I like to consider the cron/table mechanism as POLL-based and the MQ as EVENT-based.

Benefit of a queue in my opinion is that it takes care of the sync'ing, status updating. MQs can be set up to "broadcast" (topic) or make available the message to a group of consumers or listeners.

MQs though asynchronous would likely operate between your cron window. How do you know that the number of messages you process in your table can be accomplished before the next cron job runs and tries to step on the previous job?

Multiple consumers for the MQ allows you to scale the work as you see fit. In the example above if you saw that your load average (just the same in the OS' process queue) is greater than you like, you can provision another consumer to handle said load, bringing it on and offline as metrics demand.

MQs can be set up to have different operational parameters such as message priority and performance (some queues can remain in memory, others persist to disk).

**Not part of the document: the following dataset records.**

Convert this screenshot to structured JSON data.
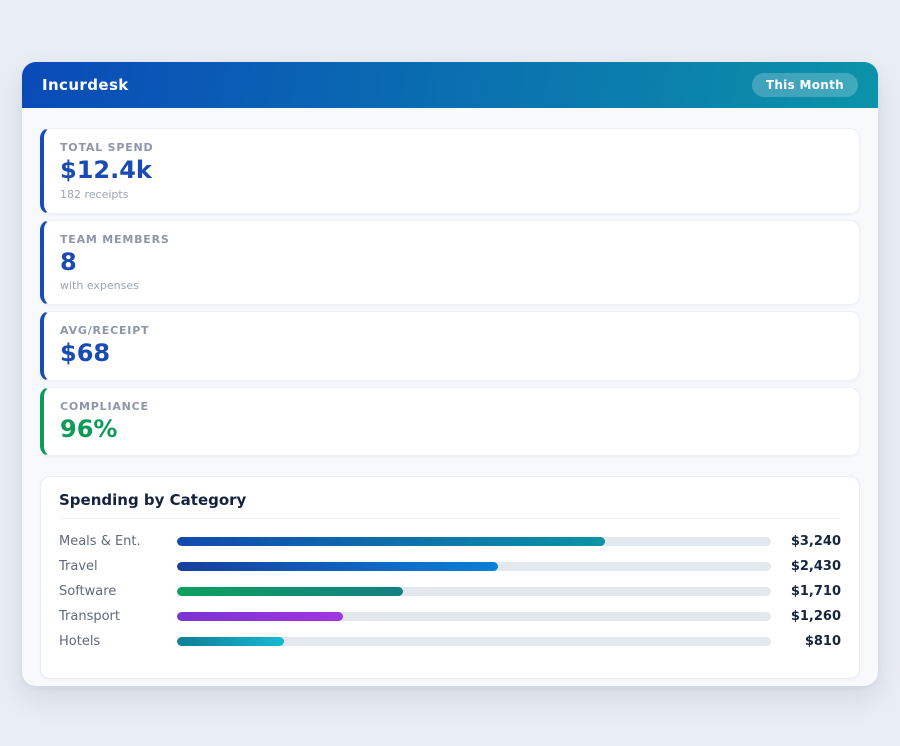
{
  "page": {
    "background": "#e9edf4"
  },
  "header": {
    "title": "Incurdesk",
    "badge_label": "This Month",
    "gradient_from": "#0a4ab8",
    "gradient_to": "#0b93a8"
  },
  "stats": [
    {
      "label": "TOTAL SPEND",
      "value": "$12.4k",
      "sub": "182 receipts",
      "accent": "#1a4ab3"
    },
    {
      "label": "TEAM MEMBERS",
      "value": "8",
      "sub": "with expenses",
      "accent": "#1a4ab3"
    },
    {
      "label": "AVG/RECEIPT",
      "value": "$68",
      "sub": "",
      "accent": "#1a4ab3"
    },
    {
      "label": "COMPLIANCE",
      "value": "96%",
      "sub": "",
      "accent": "#0d9b57"
    }
  ],
  "chart": {
    "title": "Spending by Category"
  },
  "chart_data": {
    "type": "bar",
    "orientation": "horizontal",
    "title": "Spending by Category",
    "categories": [
      "Meals & Ent.",
      "Travel",
      "Software",
      "Transport",
      "Hotels"
    ],
    "values": [
      3240,
      2430,
      1710,
      1260,
      810
    ],
    "value_labels": [
      "$3,240",
      "$2,430",
      "$1,710",
      "$1,260",
      "$810"
    ],
    "scale_max": 4500,
    "xlim": [
      0,
      4500
    ],
    "grid": false,
    "legend": false,
    "bar_gradients": [
      [
        "#1149ae",
        "#0b93a6"
      ],
      [
        "#173f9e",
        "#0b80d8"
      ],
      [
        "#0ea05e",
        "#157f83"
      ],
      [
        "#7b33d1",
        "#a136e0"
      ],
      [
        "#0f7f96",
        "#17b9d3"
      ]
    ]
  }
}
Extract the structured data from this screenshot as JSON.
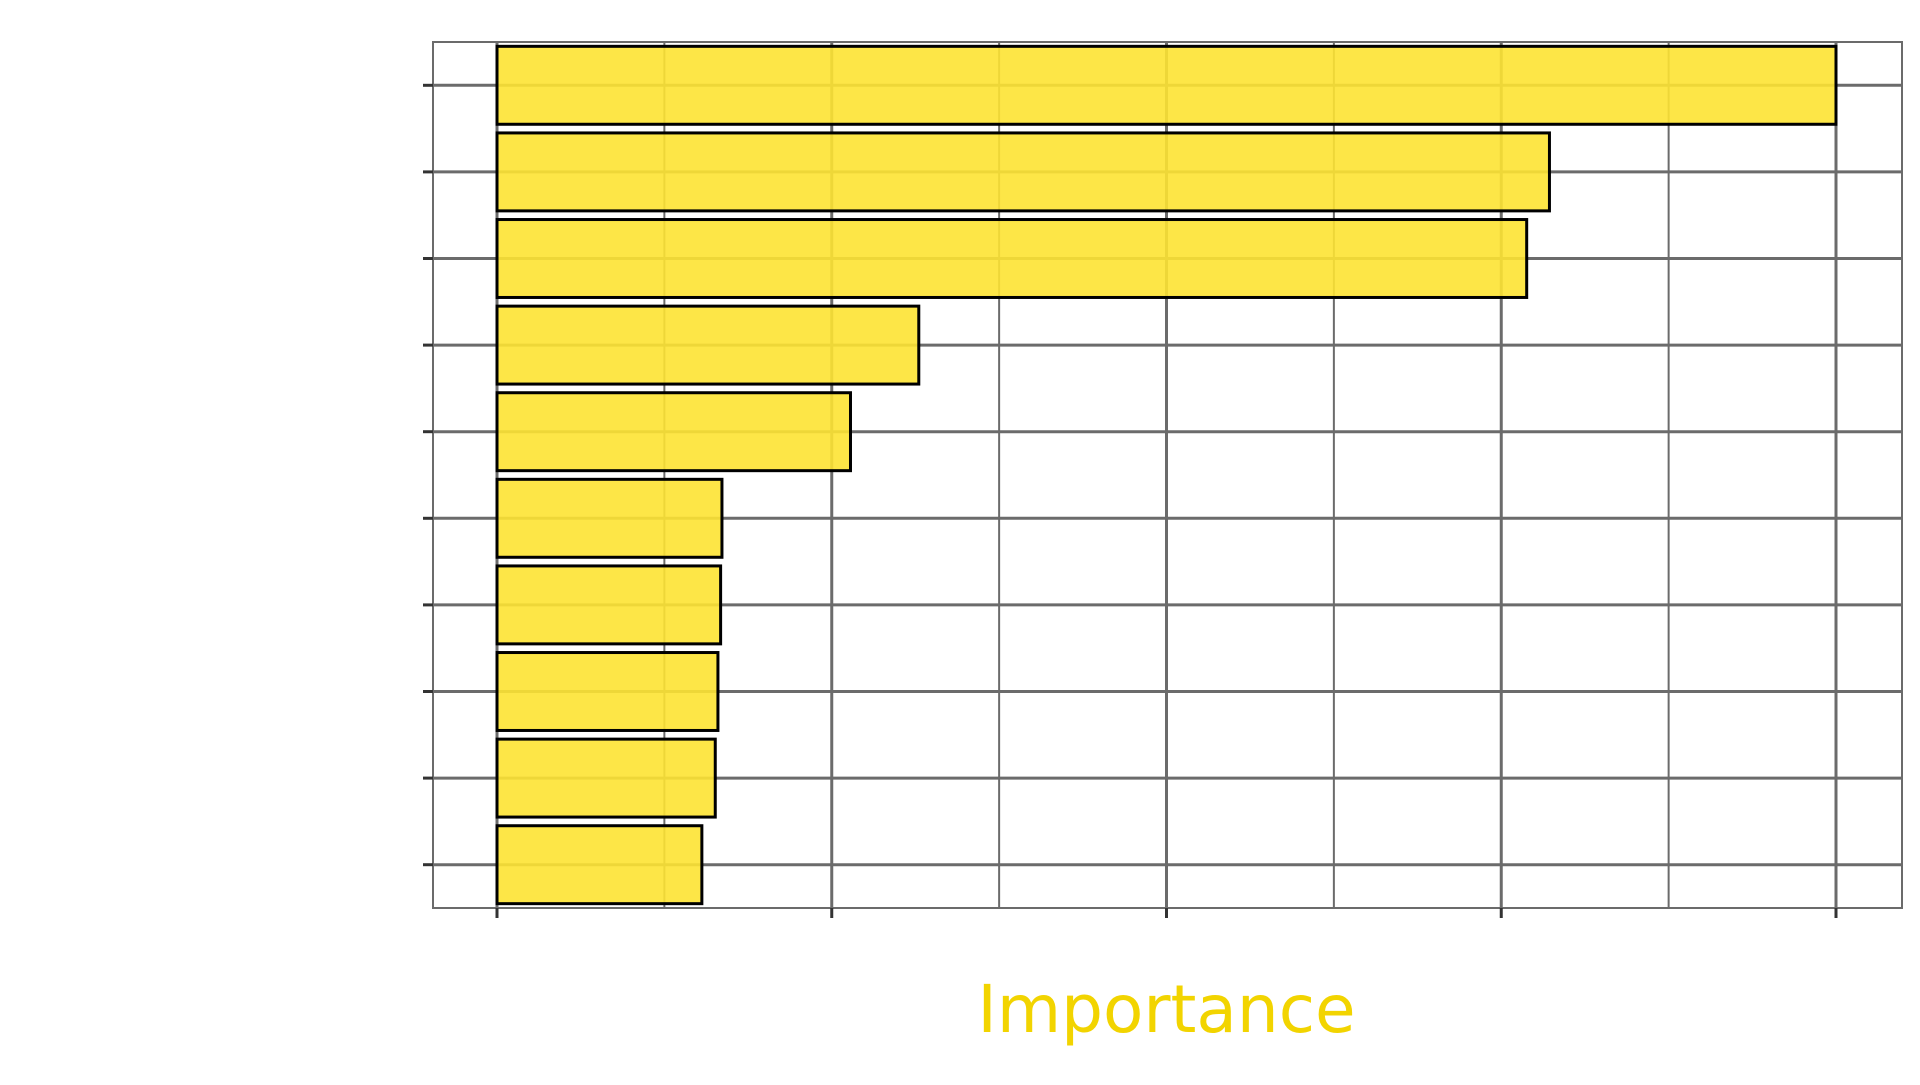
{
  "chart_data": {
    "type": "bar",
    "orientation": "horizontal",
    "categories": [
      "",
      "",
      "",
      "",
      "",
      "",
      "",
      "",
      "",
      ""
    ],
    "values": [
      100,
      78.6,
      76.9,
      31.5,
      26.4,
      16.8,
      16.7,
      16.5,
      16.3,
      15.3
    ],
    "xlabel": "Importance",
    "ylabel": "",
    "xlim": [
      -5,
      105
    ],
    "x_ticks": [
      0,
      25,
      50,
      75,
      100
    ],
    "x_minor_ticks": [
      12.5,
      37.5,
      62.5,
      87.5
    ],
    "grid": true,
    "legend": "none",
    "colors": {
      "bar_fill": "#fde333",
      "bar_stroke": "#000000",
      "grid": "#6b6b6b",
      "axis_title": "#f2d400",
      "tick_label": "#e8e8e8",
      "background": "#ffffff"
    }
  }
}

Downside is that (as already mentioned) that the queue can sometimes be hard to query and for which to obtain metrics. I always find MQ systems that have a DB backing store so that I can myself watch the queue with SQL.

Xepoch
A: 

This gets asked fairly frequently, and there's usually not a compelling reason to go MQ if you're comfortable with databases. Here's one example thread.

My take is that you might want to avoid the learning curve unless your data requirements include exceptionally high volumes, which is unlikely if you're thing cron rather than a process with a timer (much less multiple processes with timers.)